BTW there's another option which is to do it seperably - a 4-tap optimal horizontal transform and a 4-tap optimal vertical transform. That would give you two 4x4 KLT matrices instead of one 16x16 , so it's a whole lot less work to do, but it doesn't capture any of the shape information in the 2d regions, so I conjecture you would lose almost all of the benefit. If you think about, there's not much else you can do in a 4-tap transform other than what the DCT or the Hadamard already does, which is basically {++++,++--,-++-,+-+-}.
Now, to transform your image you just take each 4x4 block, multiply it by the 16x16 KLT matrix, and away you go. You have to transmit the KLT matrix, which is a bit tricky. There would seem to be 256 coefficients, but in fact there are only 15+14+13.. = 16*15/2 = 120. This because you know the matrix is a rotation matrix, each row is normal - that's one constraint, and each row is perpendicular to all previous, so the first only has 15 free parameters, the second has 14, etc.
If you want to go one step crazier, you could do local adaptive fitting like glicbawls. For each 4x4 block that you want to send, take the blocks in the local neghborhood. Do the PCA to find the KLT, weighting each block by its proximity to the current. Use that optimal local KLT for the current block. The encoder and decoder perform the same optimization, so the basis vectors don't need to be transmitted. This solve will surely be dangerously under-conditioned, so you would need to use a regularizer that gives you the DCT in degenerate cases.

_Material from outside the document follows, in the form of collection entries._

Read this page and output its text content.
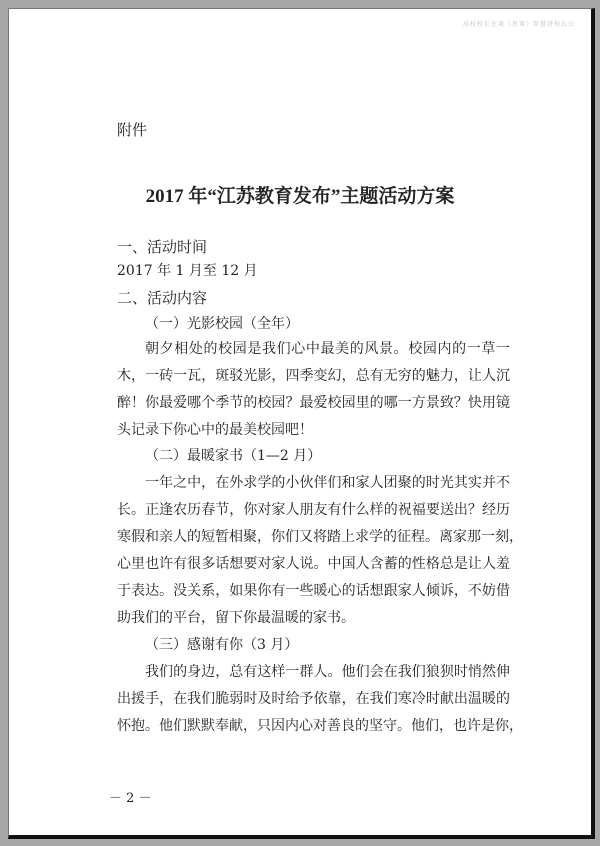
高校校长在谈《思谈》智慧讲校长公
附件
2017 年“江苏教育发布”主题活动方案
一、活动时间
2017 年 1 月至 12 月
二、活动内容
（一）光影校园（全年）
朝夕相处的校园是我们心中最美的风景。校园内的一草一
木，一砖一瓦，斑驳光影，四季变幻，总有无穷的魅力，让人沉
醉！你最爱哪个季节的校园？最爱校园里的哪一方景致？快用镜
头记录下你心中的最美校园吧！
（二）最暖家书（1—2 月）
一年之中，在外求学的小伙伴们和家人团聚的时光其实并不
长。正逢农历春节，你对家人朋友有什么样的祝福要送出？经历
寒假和亲人的短暂相聚，你们又将踏上求学的征程。离家那一刻，
心里也许有很多话想要对家人说。中国人含蓄的性格总是让人羞
于表达。没关系，如果你有一些暖心的话想跟家人倾诉，不妨借
助我们的平台，留下你最温暖的家书。
（三）感谢有你（3 月）
我们的身边，总有这样一群人。他们会在我们狼狈时悄然伸
出援手，在我们脆弱时及时给予依靠，在我们寒冷时献出温暖的
怀抱。他们默默奉献，只因内心对善良的坚守。他们，也许是你，
－ 2 －
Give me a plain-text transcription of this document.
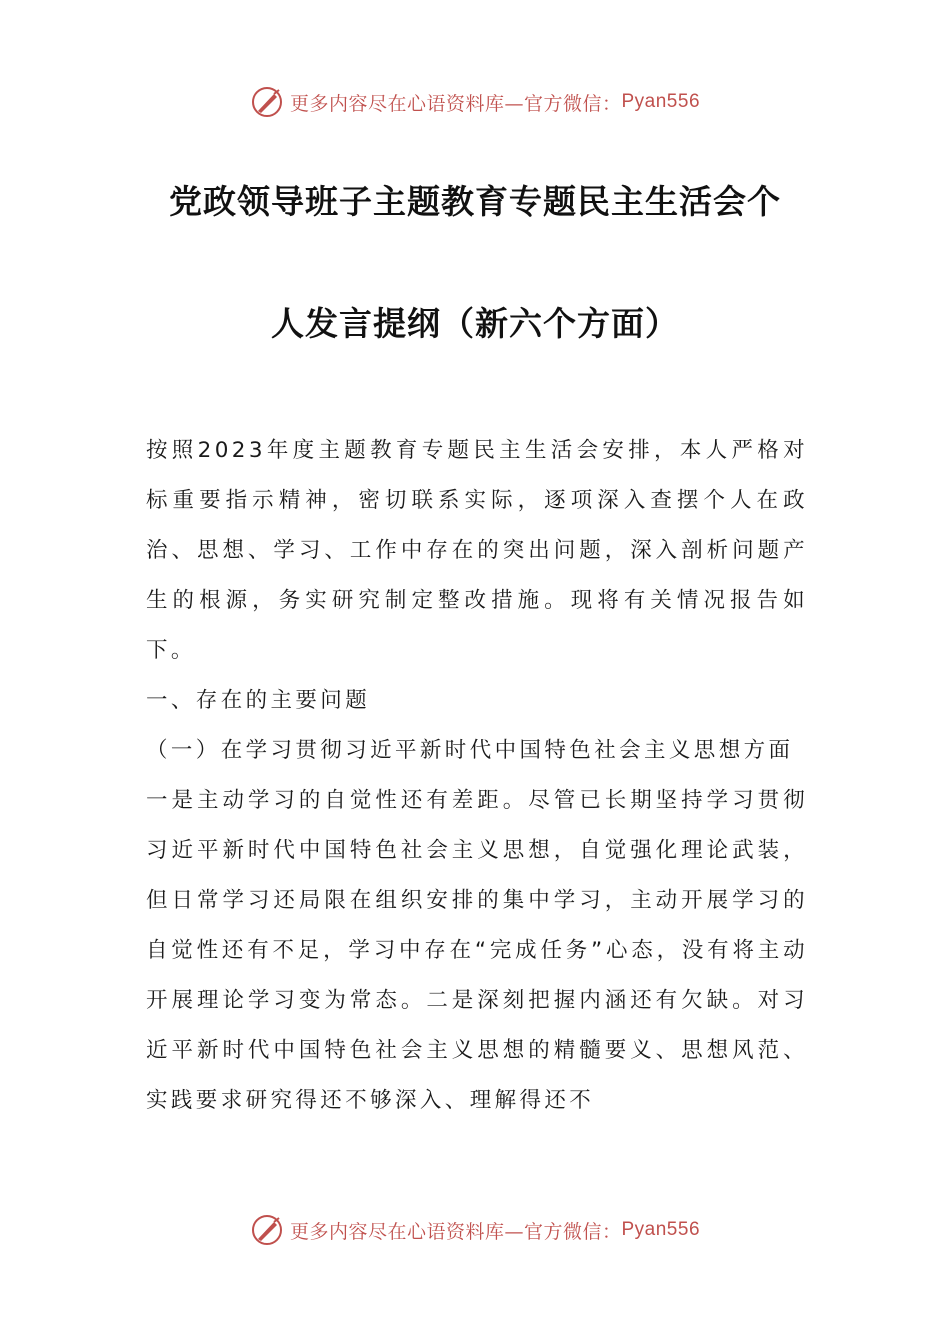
更多内容尽在心语资料库—官方微信： Pyan556
党政领导班子主题教育专题民主生活会个
人发言提纲（新六个方面）

按照2023年度主题教育专题民主生活会安排，本人严格对标重要指示精神，密切联系实际，逐项深入查摆个人在政治、思想、学习、工作中存在的突出问题，深入剖析问题产生的根源，务实研究制定整改措施。现将有关情况报告如下。

一、存在的主要问题

（一）在学习贯彻习近平新时代中国特色社会主义思想方面

一是主动学习的自觉性还有差距。尽管已长期坚持学习贯彻习近平新时代中国特色社会主义思想，自觉强化理论武装，但日常学习还局限在组织安排的集中学习，主动开展学习的自觉性还有不足，学习中存在“完成任务”心态，没有将主动开展理论学习变为常态。二是深刻把握内涵还有欠缺。对习近平新时代中国特色社会主义思想的精髓要义、思想风范、实践要求研究得还不够深入、理解得还不

更多内容尽在心语资料库—官方微信： Pyan556
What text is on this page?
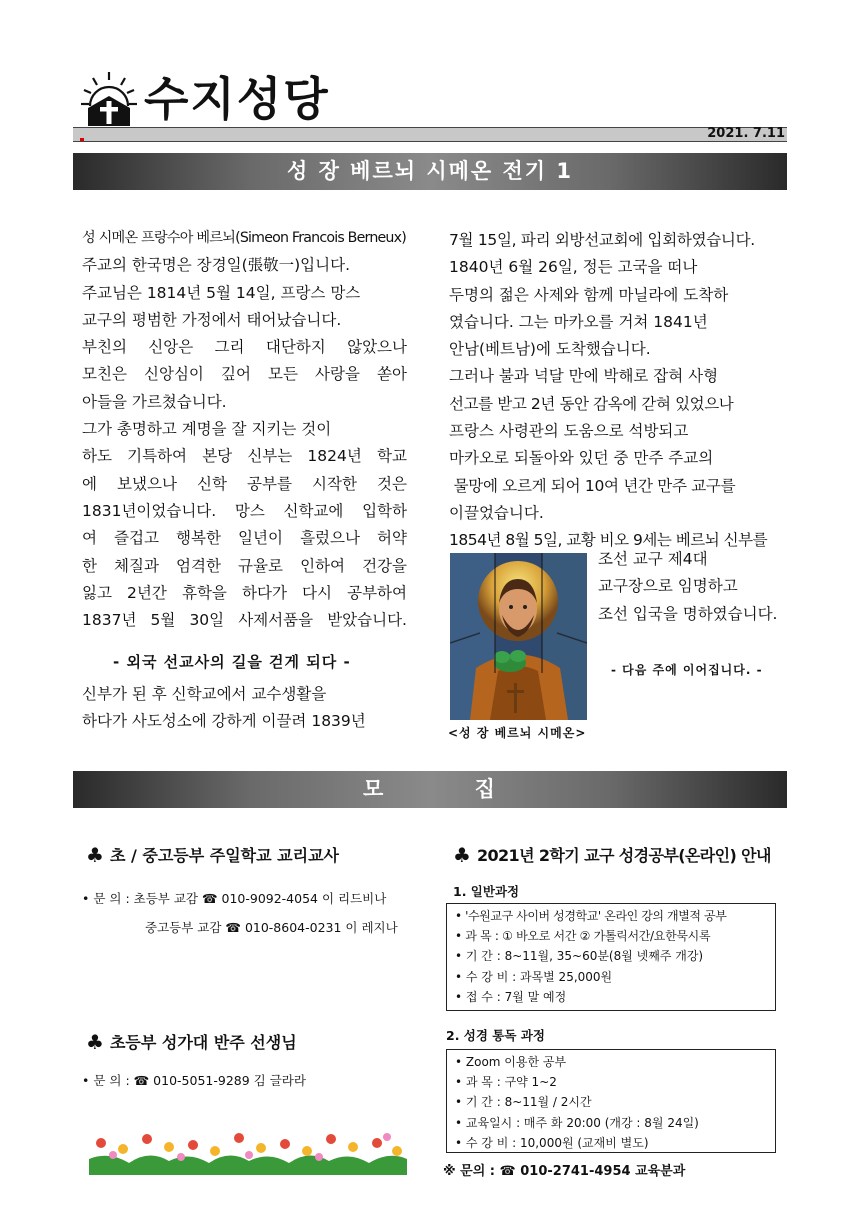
수지성당
2021. 7.11
성 장 베르뇌 시메온 전기 1

성 시메온 프랑수아 베르뇌(Simeon Francois Berneux)

주교의 한국명은 장경일(張敬一)입니다.

주교님은 1814년 5월 14일, 프랑스 망스

교구의 평범한 가정에서 태어났습니다.

부친의 신앙은 그리 대단하지 않았으나

모친은 신앙심이 깊어 모든 사랑을 쏟아

아들을 가르쳤습니다.

그가 총명하고 계명을 잘 지키는 것이

하도 기특하여 본당 신부는 1824년 학교

에 보냈으나 신학 공부를 시작한 것은

1831년이었습니다. 망스 신학교에 입학하

여 즐겁고 행복한 일년이 흘렀으나 허약

한 체질과 엄격한 규율로 인하여 건강을

잃고 2년간 휴학을 하다가 다시 공부하여

1837년 5월 30일 사제서품을 받았습니다.

- 외국 선교사의 길을 걷게 되다 -

신부가 된 후 신학교에서 교수생활을

하다가 사도성소에 강하게 이끌려 1839년

7월 15일, 파리 외방선교회에 입회하였습니다.

1840년 6월 26일, 정든 고국을 떠나

두명의 젊은 사제와 함께 마닐라에 도착하

였습니다. 그는 마카오를 거쳐 1841년

안남(베트남)에 도착했습니다.

그러나 불과 넉달 만에 박해로 잡혀 사형

선고를 받고 2년 동안 감옥에 갇혀 있었으나

프랑스 사령관의 도움으로 석방되고

마카오로 되돌아와 있던 중 만주 주교의

물망에 오르게 되어 10여 년간 만주 교구를

이끌었습니다.

1854년 8월 5일, 교황 비오 9세는 베르뇌 신부를

조선 교구 제4대

교구장으로 임명하고

조선 입국을 명하였습니다.

- 다음 주에 이어집니다. -
<성 장 베르뇌 시메온>
모 집
♣ 초 / 중고등부 주일학교 교리교사
• 문 의 : 초등부 교감 ☎ 010-9092-4054 이 리드비나
중고등부 교감 ☎ 010-8604-0231 이 레지나
♣ 초등부 성가대 반주 선생님
• 문 의 : ☎ 010-5051-9289 김 글라라
♣ 2021년 2학기 교구 성경공부(온라인) 안내
1. 일반과정
• '수원교구 사이버 성경학교' 온라인 강의 개별적 공부
• 과 목 : ① 바오로 서간 ② 가톨릭서간/요한묵시록
• 기 간 : 8~11월, 35~60분(8월 넷째주 개강)
• 수 강 비 : 과목별 25,000원
• 접 수 : 7월 말 예정
2. 성경 통독 과정
• Zoom 이용한 공부
• 과 목 : 구약 1~2
• 기 간 : 8~11월 / 2시간
• 교육일시 : 매주 화 20:00 (개강 : 8월 24일)
• 수 강 비 : 10,000원 (교재비 별도)
※ 문의 : ☎ 010-2741-4954 교육분과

I conjecture that this would rock ass on weird images like "barb" that have very specific weird patterns that are repeated a lot, because a basis vector will be optimized that exactly matches those patterns. But there are still some problems with this method. In particular, 4x4 transforms are too small.
We'd like to go to 8x8, but we really can't. The first problem is that the computation complexity is like (size)^8 , so 8x8 is 256 X slower than 4x4 (a basis vector has (size^2) elements, there are (size^2) basis vectors, and a typical PCA is O(N^2)). Even if speed wasn't a problem though, it would still suck. If we had to transmit the KLT matrix, it would be 64*63/2 = 2016 coefficients to transmit - way too much overhead except on very large images. If we tried to local fit, the problem is there are too many coefficients to fit so we would be severely undertrained.

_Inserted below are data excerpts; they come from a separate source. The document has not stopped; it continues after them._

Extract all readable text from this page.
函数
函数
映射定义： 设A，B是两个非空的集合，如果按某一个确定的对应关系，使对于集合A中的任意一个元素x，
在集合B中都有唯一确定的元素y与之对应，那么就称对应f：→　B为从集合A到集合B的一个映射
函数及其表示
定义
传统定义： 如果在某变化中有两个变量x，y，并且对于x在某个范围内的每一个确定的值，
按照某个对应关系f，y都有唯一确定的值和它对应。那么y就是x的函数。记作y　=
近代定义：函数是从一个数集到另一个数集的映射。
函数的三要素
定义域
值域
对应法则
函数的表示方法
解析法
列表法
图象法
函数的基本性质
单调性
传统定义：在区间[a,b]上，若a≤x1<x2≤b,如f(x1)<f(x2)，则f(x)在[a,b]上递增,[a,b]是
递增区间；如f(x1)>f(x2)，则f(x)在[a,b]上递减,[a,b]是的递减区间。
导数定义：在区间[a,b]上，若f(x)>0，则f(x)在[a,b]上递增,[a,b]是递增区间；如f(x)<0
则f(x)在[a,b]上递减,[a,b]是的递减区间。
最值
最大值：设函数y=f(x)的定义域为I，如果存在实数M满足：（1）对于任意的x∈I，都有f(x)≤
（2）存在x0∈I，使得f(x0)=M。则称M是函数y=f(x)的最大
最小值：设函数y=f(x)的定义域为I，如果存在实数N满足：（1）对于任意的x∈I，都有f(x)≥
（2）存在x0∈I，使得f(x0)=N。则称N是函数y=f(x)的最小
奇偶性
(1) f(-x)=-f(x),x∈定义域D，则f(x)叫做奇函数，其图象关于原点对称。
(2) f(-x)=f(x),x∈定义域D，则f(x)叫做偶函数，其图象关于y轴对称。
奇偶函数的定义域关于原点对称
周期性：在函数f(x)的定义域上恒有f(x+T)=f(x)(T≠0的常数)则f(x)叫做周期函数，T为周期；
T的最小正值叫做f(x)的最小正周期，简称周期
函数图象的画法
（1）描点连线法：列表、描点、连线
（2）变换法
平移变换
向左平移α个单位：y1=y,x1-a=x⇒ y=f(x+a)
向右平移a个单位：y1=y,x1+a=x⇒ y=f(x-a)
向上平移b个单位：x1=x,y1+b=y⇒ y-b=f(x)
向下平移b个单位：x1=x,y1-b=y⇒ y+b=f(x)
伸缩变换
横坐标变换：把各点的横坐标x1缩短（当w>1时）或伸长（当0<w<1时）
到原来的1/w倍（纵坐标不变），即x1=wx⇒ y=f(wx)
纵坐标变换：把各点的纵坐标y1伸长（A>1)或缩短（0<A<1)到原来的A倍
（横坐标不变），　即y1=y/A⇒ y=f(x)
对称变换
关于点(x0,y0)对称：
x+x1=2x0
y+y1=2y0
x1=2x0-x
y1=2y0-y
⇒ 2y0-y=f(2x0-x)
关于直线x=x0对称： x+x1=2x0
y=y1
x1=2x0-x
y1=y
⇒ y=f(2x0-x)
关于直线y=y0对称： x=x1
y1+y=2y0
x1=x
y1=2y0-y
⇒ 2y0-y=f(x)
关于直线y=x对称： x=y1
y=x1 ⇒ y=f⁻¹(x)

So our only hope is to use the 4x4 and hope we can fix it using something like the 2nd-pass Hadamard ala H264/JPEG-XR. That might work but it's an ugly heuristic addition to our "optimal" bases.
The interesting thing about this to me is that it's sort of the right way to do an image LZ thing, and it unifies transform coding and context/predict coding. The problem with image LZ is that the things you can match from are an overcomplete set - there are lots of different match locations that give you the exact same current pixel. What you want to do is consider all the possible match locations - merge up the ones that are very similar, but give those higher probability - hmmm.. that's just the PCA!
You can think of the optimal local bases as predictions from the context. The 1st basis is the one we predicted would have most of the energy - so first we send our dot product with that basis and hopefully it's mostly correct. Now we have some residual if that basis wasn't perfect, well the 2nd basis is what we predicted the residual would be, so now we dot with that and send that. You see, it's just like context modeling making a prediction. Furthermore when you do the PCA to build the optimal local KLT, the eigenvalues of the PCA step tell you how much confidence to have in the quality of your prediction - it tell you what probability model to use on each of the coefficients. In a highly predictable area, the 1st eigenvalue will be close to 100% of the energy, so you should code predicting the higher residuals to be zero strongly; in a highly random area, the eigenvalues of the PCA will be almost all the same, so you should expect to code multiple residuals.